28th March 2014 | by MFC Team
I’m a 39 year old man with a good job that I love, and a large home to call my own. I’m desperate to become a father before I’m “too old”, but there isn’t a partner on the horizon. What are my options?
Written by our mental health expert, Emily Koert, Ph.D. Candidate and Registered Clinical Counsellor.
It’s a common assumption that once women reach a particular age, their biological clocks start ticking, and they develop “baby fever” – the desire to have a child. Although men’s “baby fever” isn’t as socially recognized, in a similar way, men can yearn to have a child and become concerned when they do not have a partner with whom to parent. If you’ve thought this through and feel ready to get on with being a dad via a non-traditional route, you can do so through adoption, third party reproduction, or co-parenting with a female friend.
In terms of adoption, there are two options: domestic (within your country) and international. If you’re interested in expanding your family through one of these routes, start by contacting your local adoption agency to explore what is involved in the process. There are different rules and regulations across countries in terms of their openness to accepting single men as adoptive parents. Agencies often hold information sessions that are a great way to learn some basic knowledge about this option.
If you want to have a child that is genetically related to you, you may consider using an egg donor and/or surrogate. In the case of traditional surrogacy, a woman agrees to be inseminated using your sperm and uses her own eggs to conceive the child. She carries the child and relinquishes the child to you when s/he is born. In the case of egg donation and gestational surrogacy, eggs are donated by a known or anonymous egg donor, then they are fertilized with your sperm in the laboratory of a fertility clinic. The resulting embryos are transferred into the uterus of another woman (the gestational surrogate) who carries the child and relinquishes the child to you at birth. This second option is considerably more costly, as it requires the egg donor to go through the first half of an IVF cycle, and the gestational carrier to go through the second half of the cycle. There are also important legal implications involved with egg donation and both types of surrogacy. For example, most countries require a surrogacy agreement created with the assistance of a lawyer. If you’re considering this option, consult with a lawyer with expertise in third party reproduction to make sure that you’re covering your bases.

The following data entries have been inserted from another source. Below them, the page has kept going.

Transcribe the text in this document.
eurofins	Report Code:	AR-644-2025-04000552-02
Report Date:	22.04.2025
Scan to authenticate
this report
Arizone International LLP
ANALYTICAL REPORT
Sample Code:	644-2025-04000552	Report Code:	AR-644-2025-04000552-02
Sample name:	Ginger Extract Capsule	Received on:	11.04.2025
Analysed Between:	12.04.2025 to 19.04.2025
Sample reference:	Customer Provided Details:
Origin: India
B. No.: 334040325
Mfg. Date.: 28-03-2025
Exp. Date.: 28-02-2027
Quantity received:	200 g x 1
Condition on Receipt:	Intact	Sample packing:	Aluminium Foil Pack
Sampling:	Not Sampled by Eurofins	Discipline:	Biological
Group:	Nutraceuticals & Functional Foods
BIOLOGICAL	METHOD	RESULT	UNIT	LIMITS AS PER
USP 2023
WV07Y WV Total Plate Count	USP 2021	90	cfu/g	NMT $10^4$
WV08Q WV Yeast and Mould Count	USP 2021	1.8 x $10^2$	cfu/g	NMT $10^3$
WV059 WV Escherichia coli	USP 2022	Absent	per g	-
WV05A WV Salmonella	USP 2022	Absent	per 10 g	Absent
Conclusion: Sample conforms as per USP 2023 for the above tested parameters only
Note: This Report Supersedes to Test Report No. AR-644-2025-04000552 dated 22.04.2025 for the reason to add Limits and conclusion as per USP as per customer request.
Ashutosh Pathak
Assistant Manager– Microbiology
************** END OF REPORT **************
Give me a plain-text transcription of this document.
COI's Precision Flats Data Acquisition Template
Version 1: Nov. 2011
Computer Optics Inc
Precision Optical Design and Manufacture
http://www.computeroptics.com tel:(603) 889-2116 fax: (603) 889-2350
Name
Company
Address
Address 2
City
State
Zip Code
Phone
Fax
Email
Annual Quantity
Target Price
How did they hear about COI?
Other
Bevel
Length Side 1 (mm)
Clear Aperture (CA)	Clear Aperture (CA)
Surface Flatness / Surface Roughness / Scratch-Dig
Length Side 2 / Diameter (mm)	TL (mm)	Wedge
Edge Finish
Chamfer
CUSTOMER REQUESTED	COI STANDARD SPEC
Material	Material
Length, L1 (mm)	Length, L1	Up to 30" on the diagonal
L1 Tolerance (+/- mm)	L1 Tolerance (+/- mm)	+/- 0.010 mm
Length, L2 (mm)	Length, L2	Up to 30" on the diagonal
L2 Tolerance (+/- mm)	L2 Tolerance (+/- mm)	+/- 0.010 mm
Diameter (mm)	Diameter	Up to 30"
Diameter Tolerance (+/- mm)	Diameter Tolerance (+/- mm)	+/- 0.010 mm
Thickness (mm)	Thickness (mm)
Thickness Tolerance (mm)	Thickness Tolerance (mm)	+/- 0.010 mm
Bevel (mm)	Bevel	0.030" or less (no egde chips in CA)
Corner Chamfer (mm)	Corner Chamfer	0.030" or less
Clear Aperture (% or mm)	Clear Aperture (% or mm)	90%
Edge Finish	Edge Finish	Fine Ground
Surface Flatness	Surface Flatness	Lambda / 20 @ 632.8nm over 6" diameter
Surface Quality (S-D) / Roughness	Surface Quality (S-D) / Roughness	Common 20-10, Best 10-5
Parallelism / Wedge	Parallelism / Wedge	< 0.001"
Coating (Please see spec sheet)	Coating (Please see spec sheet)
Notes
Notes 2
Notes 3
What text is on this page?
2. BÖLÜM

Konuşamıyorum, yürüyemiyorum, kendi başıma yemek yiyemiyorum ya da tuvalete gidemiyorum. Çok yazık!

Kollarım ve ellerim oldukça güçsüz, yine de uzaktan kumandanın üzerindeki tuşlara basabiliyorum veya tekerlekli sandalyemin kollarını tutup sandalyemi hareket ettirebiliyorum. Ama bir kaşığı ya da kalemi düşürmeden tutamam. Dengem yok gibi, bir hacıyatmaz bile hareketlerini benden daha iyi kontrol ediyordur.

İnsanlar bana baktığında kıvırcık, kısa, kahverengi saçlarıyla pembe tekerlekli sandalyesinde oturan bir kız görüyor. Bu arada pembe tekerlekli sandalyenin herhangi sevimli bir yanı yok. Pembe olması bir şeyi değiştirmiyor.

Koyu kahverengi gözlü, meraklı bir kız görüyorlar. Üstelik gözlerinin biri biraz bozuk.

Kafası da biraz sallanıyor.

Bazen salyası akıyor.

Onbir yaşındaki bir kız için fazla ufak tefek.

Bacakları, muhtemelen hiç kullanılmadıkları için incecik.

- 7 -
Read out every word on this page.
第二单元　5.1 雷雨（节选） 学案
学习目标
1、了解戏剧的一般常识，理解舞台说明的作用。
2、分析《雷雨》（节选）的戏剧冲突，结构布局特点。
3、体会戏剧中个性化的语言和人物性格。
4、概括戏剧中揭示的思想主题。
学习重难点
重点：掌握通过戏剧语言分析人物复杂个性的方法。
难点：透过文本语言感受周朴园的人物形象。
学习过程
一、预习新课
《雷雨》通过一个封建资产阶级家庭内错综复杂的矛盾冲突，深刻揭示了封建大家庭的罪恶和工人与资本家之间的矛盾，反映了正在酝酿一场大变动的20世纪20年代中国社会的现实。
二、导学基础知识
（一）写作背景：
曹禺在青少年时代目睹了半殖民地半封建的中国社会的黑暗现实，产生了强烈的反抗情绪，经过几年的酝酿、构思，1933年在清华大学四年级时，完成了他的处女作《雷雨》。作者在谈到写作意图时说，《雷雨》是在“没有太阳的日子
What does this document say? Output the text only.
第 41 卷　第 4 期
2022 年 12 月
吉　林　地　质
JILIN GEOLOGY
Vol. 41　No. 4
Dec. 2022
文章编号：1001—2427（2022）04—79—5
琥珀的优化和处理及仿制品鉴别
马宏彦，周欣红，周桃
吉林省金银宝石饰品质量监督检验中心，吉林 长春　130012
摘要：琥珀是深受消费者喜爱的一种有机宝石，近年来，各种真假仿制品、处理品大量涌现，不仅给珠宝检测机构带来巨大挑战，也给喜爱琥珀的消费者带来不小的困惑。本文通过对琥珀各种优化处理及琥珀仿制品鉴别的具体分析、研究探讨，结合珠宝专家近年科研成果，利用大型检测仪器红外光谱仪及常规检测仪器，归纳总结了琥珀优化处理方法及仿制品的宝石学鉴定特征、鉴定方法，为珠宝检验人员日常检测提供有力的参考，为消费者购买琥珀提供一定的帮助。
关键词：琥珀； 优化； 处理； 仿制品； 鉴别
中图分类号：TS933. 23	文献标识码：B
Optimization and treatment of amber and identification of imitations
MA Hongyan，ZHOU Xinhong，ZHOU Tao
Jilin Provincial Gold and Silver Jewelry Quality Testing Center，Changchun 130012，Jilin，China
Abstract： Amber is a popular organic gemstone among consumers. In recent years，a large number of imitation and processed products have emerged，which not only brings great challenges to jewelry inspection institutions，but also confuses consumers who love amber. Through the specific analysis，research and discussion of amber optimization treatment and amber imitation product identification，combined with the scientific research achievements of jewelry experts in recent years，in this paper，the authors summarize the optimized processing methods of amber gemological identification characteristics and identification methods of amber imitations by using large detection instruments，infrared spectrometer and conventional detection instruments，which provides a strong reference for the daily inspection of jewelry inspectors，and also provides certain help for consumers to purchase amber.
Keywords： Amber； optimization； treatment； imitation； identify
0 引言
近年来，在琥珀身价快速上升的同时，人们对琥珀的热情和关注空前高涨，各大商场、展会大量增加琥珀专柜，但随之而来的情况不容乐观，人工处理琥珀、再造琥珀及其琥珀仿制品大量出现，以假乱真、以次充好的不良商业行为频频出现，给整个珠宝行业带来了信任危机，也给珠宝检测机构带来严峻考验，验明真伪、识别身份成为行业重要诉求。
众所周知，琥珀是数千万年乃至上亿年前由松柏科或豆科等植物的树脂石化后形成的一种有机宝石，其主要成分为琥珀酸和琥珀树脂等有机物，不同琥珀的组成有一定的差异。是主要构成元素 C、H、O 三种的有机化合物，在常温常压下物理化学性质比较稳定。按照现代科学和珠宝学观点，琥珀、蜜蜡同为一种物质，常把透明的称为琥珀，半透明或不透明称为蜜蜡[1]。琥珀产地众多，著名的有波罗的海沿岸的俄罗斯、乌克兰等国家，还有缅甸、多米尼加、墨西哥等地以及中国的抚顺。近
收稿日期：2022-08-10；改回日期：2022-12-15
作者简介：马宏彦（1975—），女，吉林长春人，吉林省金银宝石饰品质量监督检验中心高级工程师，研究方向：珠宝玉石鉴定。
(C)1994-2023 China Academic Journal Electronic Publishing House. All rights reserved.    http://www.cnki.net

In some countries such as Canada, egg donation and surrogacy is legal, but must be “altruistic” – meaning that paying a woman for her eggs or for carrying the pregnancy is not allowed beyond reimbursement for related expenses. In this case, often a woman known to you may agree to be an egg donor or surrogate to help you become a parent. In countries such as the United States, fertility clinics and agencies connect individuals with egg donors and surrogates for a fee, and the egg donor and surrogate are paid for their services, offering you more options. Laws regarding payment differ across countries, so you need to do your research.
Regarding the third option, some single men choose to co-parent with a single female friend who also wants to have a child but also has not found a suitable partner with whom to parent. In this case, your friend could be inseminated with your sperm. Before entering into this type of co-parenting arrangement it is very important to discuss your preferences and expectations regarding roles, boundaries, and responsibilities – to ensure that you’re both on the same page. Involving a lawyer in drafting a parenthood agreement is highly recommended, as well as speaking with a counsellor.
Whatever option you choose, I invite you to embrace it as a viable alternative, not a “second best option.” Although your path to fatherhood may be different than you expected, if becoming a dad is important to you and you feel you are ready and willing to make a commitment to raising a child, that’s what matters most.